で、○○に入る正解は意外とまともな言葉だった。
本文の最後に出て来た。「勝者」だった。
女はみんな勝者だ。一度負けても、決まって後で勝つ。
樋口、おまえなかなかいきなことを書くじゃないか。オレの読みを外したな。
私は新聞でも雑誌でも本でもテレビでも、いつでもこんなふうに対話している。
私は敗者だ。一度勝っても、決まってその後に負ける永遠の敗者だ…。
…なんて日記を毎日書いている私。
今日は昼イチ、ラズリの餌を買いに湘南モールまでクルマで行った。ドッグフードを買いにわざわざ10キロ超も離れた大型ショッピングモールへ行くこともないのだが、暖房が家よりも効くクルマに乗って、ドライブしたいだけ。
134号線を走っていると、江の島が見える。雨のせいで、空も空気も海も江の島も曇っている。磨りガラスのようなフィルターがかかって、江の島は水彩画のように見えた。輪郭が溶け出したように厚みを帯びて、その前に無数の荒い波が立っている。稲村ガ崎から腰越を過ぎるまで、江の島の姿がクレッシェンドする。橋まで来ると、汚い建物まで見えて、ちぇ、つまんねえの、と思う。女と同じで、遠目から見るのが一番だ。

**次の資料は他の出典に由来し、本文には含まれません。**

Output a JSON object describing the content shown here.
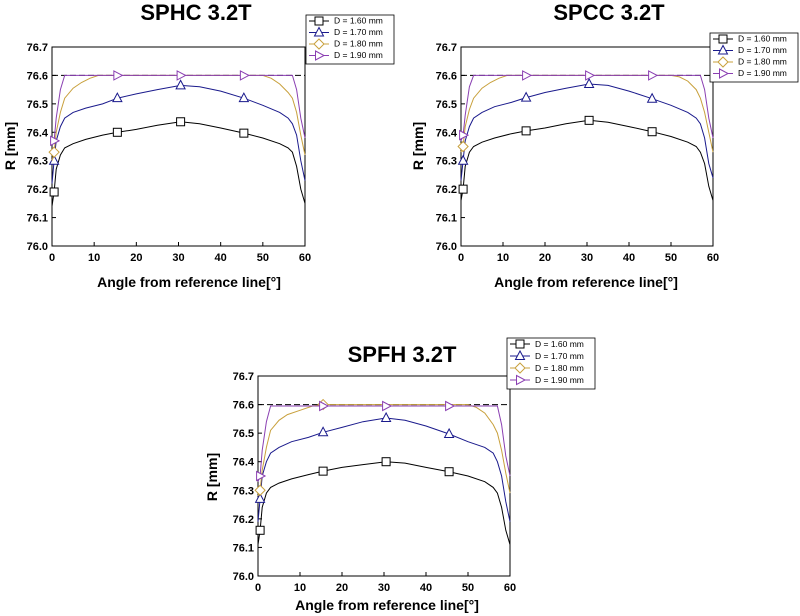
{
  "figure": {
    "charts": [
      {
        "title": "SPHC 3.2T",
        "xlabel": "Angle from reference line[°]",
        "ylabel": "R [mm]",
        "legend_position": "top-right",
        "legend_entries": [
          "D = 1.60 mm",
          "D = 1.70 mm",
          "D = 1.80 mm",
          "D = 1.90 mm"
        ]
      },
      {
        "title": "SPCC 3.2T",
        "xlabel": "Angle from reference line[°]",
        "ylabel": "R [mm]",
        "legend_position": "top-right",
        "legend_entries": [
          "D = 1.60 mm",
          "D = 1.70 mm",
          "D = 1.80 mm",
          "D = 1.90 mm"
        ]
      },
      {
        "title": "SPFH 3.2T",
        "xlabel": "Angle from reference line[°]",
        "ylabel": "R [mm]",
        "legend_position": "top-right",
        "legend_entries": [
          "D = 1.60 mm",
          "D = 1.70 mm",
          "D = 1.80 mm",
          "D = 1.90 mm"
        ]
      }
    ]
  },
  "chart_data": [
    {
      "type": "line",
      "title": "SPHC 3.2T",
      "xlabel": "Angle from reference line[°]",
      "ylabel": "R [mm]",
      "xlim": [
        0,
        60
      ],
      "ylim": [
        76.0,
        76.7
      ],
      "xticks": [
        "0",
        "10",
        "20",
        "30",
        "40",
        "50",
        "60"
      ],
      "yticks": [
        "76.0",
        "76.1",
        "76.2",
        "76.3",
        "76.4",
        "76.5",
        "76.6",
        "76.7"
      ],
      "reference_line": 76.6,
      "grid": false,
      "legend": "top-right",
      "series": [
        {
          "name": "D = 1.60 mm",
          "color": "#000000",
          "marker": "square",
          "marker_x": [
            0.5,
            15.5,
            30.5,
            45.5
          ],
          "x": [
            0,
            0.5,
            1,
            2,
            3,
            5,
            8,
            12,
            15.5,
            20,
            25,
            30.5,
            35,
            40,
            45.5,
            50,
            54,
            56,
            57,
            58,
            59,
            60
          ],
          "y": [
            76.14,
            76.19,
            76.27,
            76.32,
            76.345,
            76.36,
            76.375,
            76.39,
            76.4,
            76.41,
            76.425,
            76.437,
            76.43,
            76.415,
            76.397,
            76.38,
            76.36,
            76.345,
            76.33,
            76.28,
            76.2,
            76.15
          ]
        },
        {
          "name": "D = 1.70 mm",
          "color": "#1a1a8c",
          "marker": "triangle-up",
          "marker_x": [
            0.5,
            15.5,
            30.5,
            45.5
          ],
          "x": [
            0,
            0.5,
            1,
            2,
            3,
            5,
            8,
            12,
            15.5,
            20,
            25,
            30.5,
            35,
            40,
            45.5,
            50,
            54,
            56,
            57,
            58,
            59,
            60
          ],
          "y": [
            76.22,
            76.3,
            76.37,
            76.42,
            76.45,
            76.47,
            76.485,
            76.5,
            76.52,
            76.535,
            76.55,
            76.565,
            76.56,
            76.545,
            76.52,
            76.495,
            76.47,
            76.45,
            76.43,
            76.39,
            76.3,
            76.23
          ]
        },
        {
          "name": "D = 1.80 mm",
          "color": "#c8a03c",
          "marker": "diamond",
          "marker_x": [
            0.5
          ],
          "x": [
            0,
            0.5,
            1,
            2,
            3,
            5,
            7,
            9,
            11,
            15.5,
            30.5,
            45.5,
            50,
            52,
            54,
            56,
            57,
            58,
            59,
            60
          ],
          "y": [
            76.3,
            76.33,
            76.4,
            76.47,
            76.52,
            76.555,
            76.575,
            76.59,
            76.6,
            76.6,
            76.6,
            76.6,
            76.6,
            76.59,
            76.57,
            76.54,
            76.52,
            76.47,
            76.39,
            76.32
          ]
        },
        {
          "name": "D = 1.90 mm",
          "color": "#8a3fb2",
          "marker": "triangle-right",
          "marker_x": [
            0.5,
            15.5,
            30.5,
            45.5
          ],
          "x": [
            0,
            0.5,
            1,
            2,
            3,
            15.5,
            30.5,
            45.5,
            57,
            58,
            59,
            60
          ],
          "y": [
            76.36,
            76.37,
            76.45,
            76.55,
            76.6,
            76.6,
            76.6,
            76.6,
            76.6,
            76.55,
            76.45,
            76.38
          ]
        }
      ]
    },
    {
      "type": "line",
      "title": "SPCC 3.2T",
      "xlabel": "Angle from reference line[°]",
      "ylabel": "R [mm]",
      "xlim": [
        0,
        60
      ],
      "ylim": [
        76.0,
        76.7
      ],
      "xticks": [
        "0",
        "10",
        "20",
        "30",
        "40",
        "50",
        "60"
      ],
      "yticks": [
        "76.0",
        "76.1",
        "76.2",
        "76.3",
        "76.4",
        "76.5",
        "76.6",
        "76.7"
      ],
      "reference_line": 76.6,
      "grid": false,
      "legend": "top-right",
      "series": [
        {
          "name": "D = 1.60 mm",
          "color": "#000000",
          "marker": "square",
          "marker_x": [
            0.5,
            15.5,
            30.5,
            45.5
          ],
          "x": [
            0,
            0.5,
            1,
            2,
            3,
            5,
            8,
            12,
            15.5,
            20,
            25,
            30.5,
            35,
            40,
            45.5,
            50,
            54,
            56,
            57,
            58,
            59,
            60
          ],
          "y": [
            76.16,
            76.2,
            76.28,
            76.33,
            76.35,
            76.365,
            76.38,
            76.395,
            76.405,
            76.415,
            76.43,
            76.442,
            76.435,
            76.42,
            76.402,
            76.385,
            76.365,
            76.35,
            76.33,
            76.29,
            76.21,
            76.16
          ]
        },
        {
          "name": "D = 1.70 mm",
          "color": "#1a1a8c",
          "marker": "triangle-up",
          "marker_x": [
            0.5,
            15.5,
            30.5,
            45.5
          ],
          "x": [
            0,
            0.5,
            1,
            2,
            3,
            5,
            8,
            12,
            15.5,
            20,
            25,
            30.5,
            35,
            40,
            45.5,
            50,
            54,
            56,
            57,
            58,
            59,
            60
          ],
          "y": [
            76.23,
            76.3,
            76.37,
            76.42,
            76.45,
            76.47,
            76.49,
            76.505,
            76.522,
            76.54,
            76.555,
            76.57,
            76.565,
            76.545,
            76.518,
            76.495,
            76.47,
            76.45,
            76.43,
            76.38,
            76.29,
            76.24
          ]
        },
        {
          "name": "D = 1.80 mm",
          "color": "#c8a03c",
          "marker": "diamond",
          "marker_x": [
            0.5
          ],
          "x": [
            0,
            0.5,
            1,
            2,
            3,
            5,
            7,
            9,
            11,
            15.5,
            30.5,
            45.5,
            50,
            52,
            54,
            56,
            57,
            58,
            59,
            60
          ],
          "y": [
            76.33,
            76.35,
            76.42,
            76.48,
            76.52,
            76.555,
            76.575,
            76.59,
            76.6,
            76.6,
            76.6,
            76.6,
            76.6,
            76.595,
            76.58,
            76.55,
            76.52,
            76.47,
            76.4,
            76.33
          ]
        },
        {
          "name": "D = 1.90 mm",
          "color": "#8a3fb2",
          "marker": "triangle-right",
          "marker_x": [
            0.5,
            15.5,
            30.5,
            45.5
          ],
          "x": [
            0,
            0.5,
            1,
            2,
            3,
            15.5,
            30.5,
            45.5,
            57,
            58,
            59,
            60
          ],
          "y": [
            76.37,
            76.39,
            76.46,
            76.56,
            76.6,
            76.6,
            76.6,
            76.6,
            76.6,
            76.55,
            76.45,
            76.38
          ]
        }
      ]
    },
    {
      "type": "line",
      "title": "SPFH 3.2T",
      "xlabel": "Angle from reference line[°]",
      "ylabel": "R [mm]",
      "xlim": [
        0,
        60
      ],
      "ylim": [
        76.0,
        76.7
      ],
      "xticks": [
        "0",
        "10",
        "20",
        "30",
        "40",
        "50",
        "60"
      ],
      "yticks": [
        "76.0",
        "76.1",
        "76.2",
        "76.3",
        "76.4",
        "76.5",
        "76.6",
        "76.7"
      ],
      "reference_line": 76.6,
      "grid": false,
      "legend": "top-right",
      "series": [
        {
          "name": "D = 1.60 mm",
          "color": "#000000",
          "marker": "square",
          "marker_x": [
            0.5,
            15.5,
            30.5,
            45.5
          ],
          "x": [
            0,
            0.5,
            1,
            2,
            3,
            5,
            8,
            12,
            15.5,
            20,
            25,
            30.5,
            35,
            40,
            45.5,
            50,
            54,
            56,
            57,
            58,
            59,
            60
          ],
          "y": [
            76.11,
            76.16,
            76.24,
            76.29,
            76.31,
            76.325,
            76.34,
            76.355,
            76.367,
            76.38,
            76.39,
            76.4,
            76.395,
            76.38,
            76.365,
            76.35,
            76.33,
            76.31,
            76.29,
            76.24,
            76.16,
            76.11
          ]
        },
        {
          "name": "D = 1.70 mm",
          "color": "#1a1a8c",
          "marker": "triangle-up",
          "marker_x": [
            0.5,
            15.5,
            30.5,
            45.5
          ],
          "x": [
            0,
            0.5,
            1,
            2,
            3,
            5,
            8,
            12,
            15.5,
            20,
            25,
            30.5,
            35,
            40,
            45.5,
            50,
            54,
            56,
            57,
            58,
            59,
            60
          ],
          "y": [
            76.19,
            76.27,
            76.35,
            76.4,
            76.43,
            76.45,
            76.47,
            76.485,
            76.503,
            76.52,
            76.54,
            76.553,
            76.545,
            76.525,
            76.497,
            76.47,
            76.45,
            76.43,
            76.4,
            76.35,
            76.26,
            76.19
          ]
        },
        {
          "name": "D = 1.80 mm",
          "color": "#c8a03c",
          "marker": "diamond",
          "marker_x": [
            0.5,
            15.5
          ],
          "x": [
            0,
            0.5,
            1,
            2,
            3,
            5,
            7,
            10,
            13,
            15.5,
            30.5,
            45.5,
            50,
            52,
            54,
            56,
            57,
            58,
            59,
            60
          ],
          "y": [
            76.28,
            76.3,
            76.37,
            76.45,
            76.51,
            76.545,
            76.565,
            76.58,
            76.595,
            76.6,
            76.6,
            76.6,
            76.6,
            76.59,
            76.57,
            76.53,
            76.5,
            76.44,
            76.36,
            76.29
          ]
        },
        {
          "name": "D = 1.90 mm",
          "color": "#8a3fb2",
          "marker": "triangle-right",
          "marker_x": [
            0.5,
            15.5,
            30.5,
            45.5
          ],
          "x": [
            0,
            0.5,
            1,
            2,
            3,
            15.5,
            30.5,
            45.5,
            57,
            58,
            59,
            60
          ],
          "y": [
            76.33,
            76.35,
            76.44,
            76.54,
            76.595,
            76.595,
            76.595,
            76.595,
            76.595,
            76.53,
            76.42,
            76.35
          ]
        }
      ]
    }
  ]
}
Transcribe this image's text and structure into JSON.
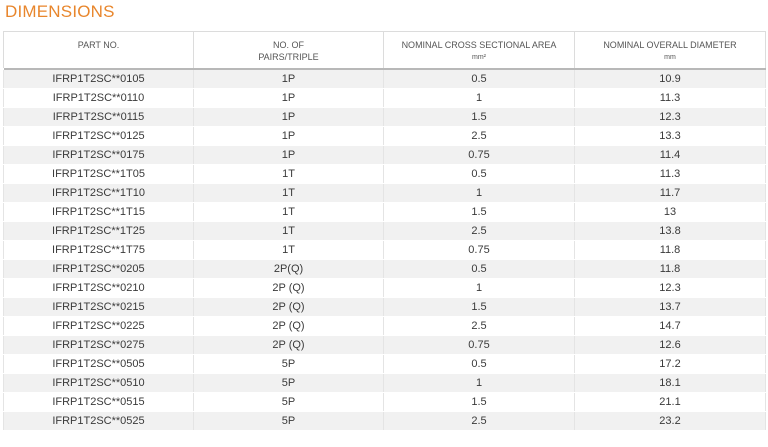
{
  "page": {
    "title": "DIMENSIONS",
    "accent_color": "#e8862c"
  },
  "table": {
    "headers": [
      {
        "line1": "PART NO.",
        "line2": ""
      },
      {
        "line1": "NO. OF",
        "line2": "PAIRS/TRIPLE"
      },
      {
        "line1": "NOMINAL CROSS SECTIONAL AREA",
        "line2": "mm²"
      },
      {
        "line1": "NOMINAL OVERALL DIAMETER",
        "line2": "mm"
      }
    ],
    "rows": [
      [
        "IFRP1T2SC**0105",
        "1P",
        "0.5",
        "10.9"
      ],
      [
        "IFRP1T2SC**0110",
        "1P",
        "1",
        "11.3"
      ],
      [
        "IFRP1T2SC**0115",
        "1P",
        "1.5",
        "12.3"
      ],
      [
        "IFRP1T2SC**0125",
        "1P",
        "2.5",
        "13.3"
      ],
      [
        "IFRP1T2SC**0175",
        "1P",
        "0.75",
        "11.4"
      ],
      [
        "IFRP1T2SC**1T05",
        "1T",
        "0.5",
        "11.3"
      ],
      [
        "IFRP1T2SC**1T10",
        "1T",
        "1",
        "11.7"
      ],
      [
        "IFRP1T2SC**1T15",
        "1T",
        "1.5",
        "13"
      ],
      [
        "IFRP1T2SC**1T25",
        "1T",
        "2.5",
        "13.8"
      ],
      [
        "IFRP1T2SC**1T75",
        "1T",
        "0.75",
        "11.8"
      ],
      [
        "IFRP1T2SC**0205",
        "2P(Q)",
        "0.5",
        "11.8"
      ],
      [
        "IFRP1T2SC**0210",
        "2P (Q)",
        "1",
        "12.3"
      ],
      [
        "IFRP1T2SC**0215",
        "2P (Q)",
        "1.5",
        "13.7"
      ],
      [
        "IFRP1T2SC**0225",
        "2P (Q)",
        "2.5",
        "14.7"
      ],
      [
        "IFRP1T2SC**0275",
        "2P (Q)",
        "0.75",
        "12.6"
      ],
      [
        "IFRP1T2SC**0505",
        "5P",
        "0.5",
        "17.2"
      ],
      [
        "IFRP1T2SC**0510",
        "5P",
        "1",
        "18.1"
      ],
      [
        "IFRP1T2SC**0515",
        "5P",
        "1.5",
        "21.1"
      ],
      [
        "IFRP1T2SC**0525",
        "5P",
        "2.5",
        "23.2"
      ]
    ]
  }
}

ダメだ、このところ、口の悪い小説ばっか読んでいると、伝染してしまった。
ドッグフードを買って、靴下も買って、自転車のライトまでも買って帰宅したら、コンサートの招待状が届いていた。ああ、嬉しい。こんな俺に、ご丁寧なお心遣い、ありがとうございます。
明日、お礼状と鳩サブレーをお送りしようと思います。